You can also jokingly call it “gossip of the past” and, perhaps, precisely for this reason, even more interesting. We will tell you about three of these little-known stories. But let’s wait to find out if you already knew about these curiosities, or if you know any others, in the comments to this article.
Let’s start!
# Goethe’s arrival. How did Wolfgang Goethe arrive on the shores of Lake Garda on September 13, 1786? Until a few decades ago, says Prof. Farina, the poet was thought to have arrived in Torbole by carriage through the so-called “Vecchia Nago”, opened in the 1770s, which, in the second half of the nineteenth century, became the “road of the Forts”. Goethe does not say exactly how he arrived at Lake Garda, but the keen observations of the characteristics of the landscape, contained first of all in the Diary for His Friend Charlotte and in the Italian Journey, published thirty years later, tend to exclude that the poet could have descended with a fast vehicle along the “pontara” of the “Vecchia Nago” and support the hypothesis that the descent took place on foot along the ancient winding paved road down through the Valletta di Santa Lucia, until a short time earlier the only road connecting Nago and Torbole, therefore a road of enormous importance for those who were coming from the North and were going to Benàco.

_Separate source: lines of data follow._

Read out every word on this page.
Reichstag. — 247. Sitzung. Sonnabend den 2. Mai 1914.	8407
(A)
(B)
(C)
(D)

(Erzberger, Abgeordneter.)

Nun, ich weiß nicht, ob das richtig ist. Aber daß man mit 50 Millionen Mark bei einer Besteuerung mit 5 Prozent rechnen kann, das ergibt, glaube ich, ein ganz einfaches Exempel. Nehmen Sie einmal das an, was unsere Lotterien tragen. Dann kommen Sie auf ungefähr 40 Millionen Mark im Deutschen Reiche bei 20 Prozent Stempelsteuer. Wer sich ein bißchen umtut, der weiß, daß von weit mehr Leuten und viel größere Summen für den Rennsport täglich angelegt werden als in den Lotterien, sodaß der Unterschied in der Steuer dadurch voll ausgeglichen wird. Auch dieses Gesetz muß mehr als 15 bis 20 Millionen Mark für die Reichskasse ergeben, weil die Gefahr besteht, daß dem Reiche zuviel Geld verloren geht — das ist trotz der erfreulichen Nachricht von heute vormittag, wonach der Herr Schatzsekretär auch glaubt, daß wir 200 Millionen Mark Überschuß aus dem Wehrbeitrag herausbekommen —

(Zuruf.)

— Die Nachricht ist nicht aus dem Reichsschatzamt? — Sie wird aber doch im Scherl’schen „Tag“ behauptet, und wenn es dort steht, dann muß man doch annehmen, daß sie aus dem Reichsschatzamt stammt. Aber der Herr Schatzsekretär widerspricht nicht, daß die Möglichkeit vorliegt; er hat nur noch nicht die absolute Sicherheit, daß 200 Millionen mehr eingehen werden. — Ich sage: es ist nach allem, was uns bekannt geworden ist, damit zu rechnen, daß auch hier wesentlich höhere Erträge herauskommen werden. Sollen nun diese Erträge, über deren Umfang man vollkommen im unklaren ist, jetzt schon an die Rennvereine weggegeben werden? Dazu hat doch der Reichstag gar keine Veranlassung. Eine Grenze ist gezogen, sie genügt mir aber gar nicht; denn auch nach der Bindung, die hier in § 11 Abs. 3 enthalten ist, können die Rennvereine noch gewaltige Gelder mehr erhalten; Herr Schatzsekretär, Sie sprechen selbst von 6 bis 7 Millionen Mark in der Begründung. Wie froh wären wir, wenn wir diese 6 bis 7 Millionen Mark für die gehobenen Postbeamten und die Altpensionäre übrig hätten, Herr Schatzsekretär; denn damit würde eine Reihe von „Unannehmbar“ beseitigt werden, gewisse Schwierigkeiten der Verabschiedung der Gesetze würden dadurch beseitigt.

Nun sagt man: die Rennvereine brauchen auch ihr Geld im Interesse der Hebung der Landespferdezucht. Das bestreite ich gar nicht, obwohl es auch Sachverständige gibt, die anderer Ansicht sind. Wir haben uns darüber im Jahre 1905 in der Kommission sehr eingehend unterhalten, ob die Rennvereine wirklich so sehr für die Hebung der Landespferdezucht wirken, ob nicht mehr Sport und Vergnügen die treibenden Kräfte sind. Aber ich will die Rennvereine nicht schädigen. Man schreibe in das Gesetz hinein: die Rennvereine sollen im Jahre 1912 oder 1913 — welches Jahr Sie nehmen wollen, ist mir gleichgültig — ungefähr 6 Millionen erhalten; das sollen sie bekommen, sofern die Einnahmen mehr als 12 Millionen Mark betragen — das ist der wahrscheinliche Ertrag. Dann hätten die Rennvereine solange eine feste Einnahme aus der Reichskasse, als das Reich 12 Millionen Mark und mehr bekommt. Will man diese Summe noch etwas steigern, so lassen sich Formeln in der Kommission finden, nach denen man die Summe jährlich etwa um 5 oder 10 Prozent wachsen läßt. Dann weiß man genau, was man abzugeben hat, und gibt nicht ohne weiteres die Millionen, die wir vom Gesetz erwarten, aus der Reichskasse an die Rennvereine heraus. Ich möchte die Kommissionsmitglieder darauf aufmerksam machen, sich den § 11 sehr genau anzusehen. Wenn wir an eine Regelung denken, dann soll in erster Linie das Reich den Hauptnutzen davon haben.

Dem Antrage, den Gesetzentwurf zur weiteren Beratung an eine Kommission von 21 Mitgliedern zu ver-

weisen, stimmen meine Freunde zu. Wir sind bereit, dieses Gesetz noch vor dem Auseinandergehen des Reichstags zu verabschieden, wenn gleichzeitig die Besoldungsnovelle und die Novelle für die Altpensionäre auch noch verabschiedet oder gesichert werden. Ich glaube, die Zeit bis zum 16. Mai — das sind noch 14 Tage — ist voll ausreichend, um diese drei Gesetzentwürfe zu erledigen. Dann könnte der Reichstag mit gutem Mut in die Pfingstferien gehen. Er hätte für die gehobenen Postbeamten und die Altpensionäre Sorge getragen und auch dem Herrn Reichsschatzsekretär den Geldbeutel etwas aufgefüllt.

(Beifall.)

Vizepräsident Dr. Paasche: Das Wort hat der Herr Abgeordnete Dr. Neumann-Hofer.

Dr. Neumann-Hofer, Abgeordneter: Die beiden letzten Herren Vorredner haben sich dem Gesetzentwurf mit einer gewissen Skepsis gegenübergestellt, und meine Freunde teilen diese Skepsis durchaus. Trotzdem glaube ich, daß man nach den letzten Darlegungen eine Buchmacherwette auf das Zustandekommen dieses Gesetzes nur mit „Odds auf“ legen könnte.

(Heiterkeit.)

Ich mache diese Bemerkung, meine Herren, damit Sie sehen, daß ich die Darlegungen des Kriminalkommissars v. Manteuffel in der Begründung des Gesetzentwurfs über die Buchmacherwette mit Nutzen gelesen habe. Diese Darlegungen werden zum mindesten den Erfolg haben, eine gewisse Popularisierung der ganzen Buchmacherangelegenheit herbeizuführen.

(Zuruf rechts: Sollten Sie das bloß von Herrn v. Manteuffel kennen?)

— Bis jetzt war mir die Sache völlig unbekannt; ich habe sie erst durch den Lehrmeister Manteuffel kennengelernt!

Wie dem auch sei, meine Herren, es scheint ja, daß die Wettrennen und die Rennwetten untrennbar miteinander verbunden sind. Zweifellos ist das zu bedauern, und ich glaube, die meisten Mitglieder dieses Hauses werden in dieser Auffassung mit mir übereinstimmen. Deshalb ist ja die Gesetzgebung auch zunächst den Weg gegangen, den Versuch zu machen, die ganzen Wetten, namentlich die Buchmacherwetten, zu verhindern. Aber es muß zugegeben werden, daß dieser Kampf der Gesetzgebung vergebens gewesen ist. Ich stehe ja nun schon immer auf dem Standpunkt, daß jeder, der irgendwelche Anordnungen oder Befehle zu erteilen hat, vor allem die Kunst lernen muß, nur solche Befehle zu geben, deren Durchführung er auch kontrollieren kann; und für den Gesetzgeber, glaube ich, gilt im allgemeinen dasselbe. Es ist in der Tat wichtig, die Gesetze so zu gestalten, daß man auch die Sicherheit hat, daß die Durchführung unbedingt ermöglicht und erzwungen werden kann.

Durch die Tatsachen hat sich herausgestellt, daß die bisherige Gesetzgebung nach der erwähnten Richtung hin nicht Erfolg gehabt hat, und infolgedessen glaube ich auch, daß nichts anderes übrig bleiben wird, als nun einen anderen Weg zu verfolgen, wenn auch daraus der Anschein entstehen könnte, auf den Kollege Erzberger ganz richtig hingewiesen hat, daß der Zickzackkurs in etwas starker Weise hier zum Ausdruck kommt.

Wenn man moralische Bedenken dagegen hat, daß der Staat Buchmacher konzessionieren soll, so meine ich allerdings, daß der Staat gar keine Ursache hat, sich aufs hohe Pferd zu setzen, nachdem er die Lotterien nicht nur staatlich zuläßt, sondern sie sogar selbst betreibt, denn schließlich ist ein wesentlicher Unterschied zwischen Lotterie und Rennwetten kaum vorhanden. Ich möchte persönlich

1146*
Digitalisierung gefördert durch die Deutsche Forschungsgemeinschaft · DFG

# Kafka and Via Marocco. Professor Farina tells us that the picturesque alley of Riva del Garda must have fired the imagination of the thirty-year-old Franz Kafka on his second stay in Riva, between September and October 1913. This alley – very well camouflaged in Piazza Benacense – must have inspired the Prague writer’s story conceived and set in Riva, Der Jäger Gracchus – The Hunter Gracco (1917), where he writes: “An elderly gentleman in a mourning top hat went down one of those narrow, steep little alleys that led to the harbour” [the elderly gentleman was the Mayor of Riva who was going to welcome the hunter Gracco: gracco – in Czech, Kavka (!) – is a bird of the Raven family]. Was it by chance that the Riva brothel was located precisely in Via Marocco? Both in Prague and in his travels (Milan, Paris …) Kafka, often accompanied by his friend Max Brod, did not disdain to visit those places. In 1909 he noted in his Diary: “I passed by the brothel, almost as if it were the home of a loved one.”
#Rilke in Arco. Rainer M. Rilke’s walk through Arco and its environs. Was he alone or in sweet company … that of a ghost girl? It is no mystery that Rilke often conversed with invisible interlocutors. This was already the case with the young Rilke who, twenty-two years old, stayed with his mother in Arco, between March and April 1897, while suffering from neurasthenia. On that occasion, as chance would have it, he met Mathilde Nora Goudstikker, whom he had met in Munich in her sister’s photographic studio. This was the setting for Rilke’s first “crush” (he would know his great love, Lou Salomé, a little later). But a crush which remained platonic: ironically, Matilde would soon be leaving: there was little time left to devote to tenderness. But Rilke would feel her next to him, an ideal guide for the whole period he spent in Arco. In the letters he regularly sent her in Munich, he spoke to her as if she were accompanying him on romantic walks to the Castle of Arco: he dedicated never published verses to her: “We silently held each other’s hand. / In your eyes a dream-like light […].” (translation by Franco Farina).
The multifaceted Professor Farina has enchanted us with these and other stories, such as the one in “Segreti del Garda” (by Tullio Ferro, Neri Pozza, 1994) where on page 167, there is the anecdote concerning the ingenious rescue in a sack, making him seem a plague victim (there was the plague epidemic!), of the Milanese leader Niccolò Piccinino from the Castello di Tenno besieged by Venetian enemies (Machiavelli, Istorie Fiorentine, V, 23 talks about it).
The professor assures us that there are many other stories, legends, myths and curious anecdotes concerning Garda Trentino. And we, just like at school, remain enchanted and go back to being a bit like children, dreaming of a past that no longer exists, but which is revived, more vigorous and exciting than ever in the pages of the greatest masterpieces in human history.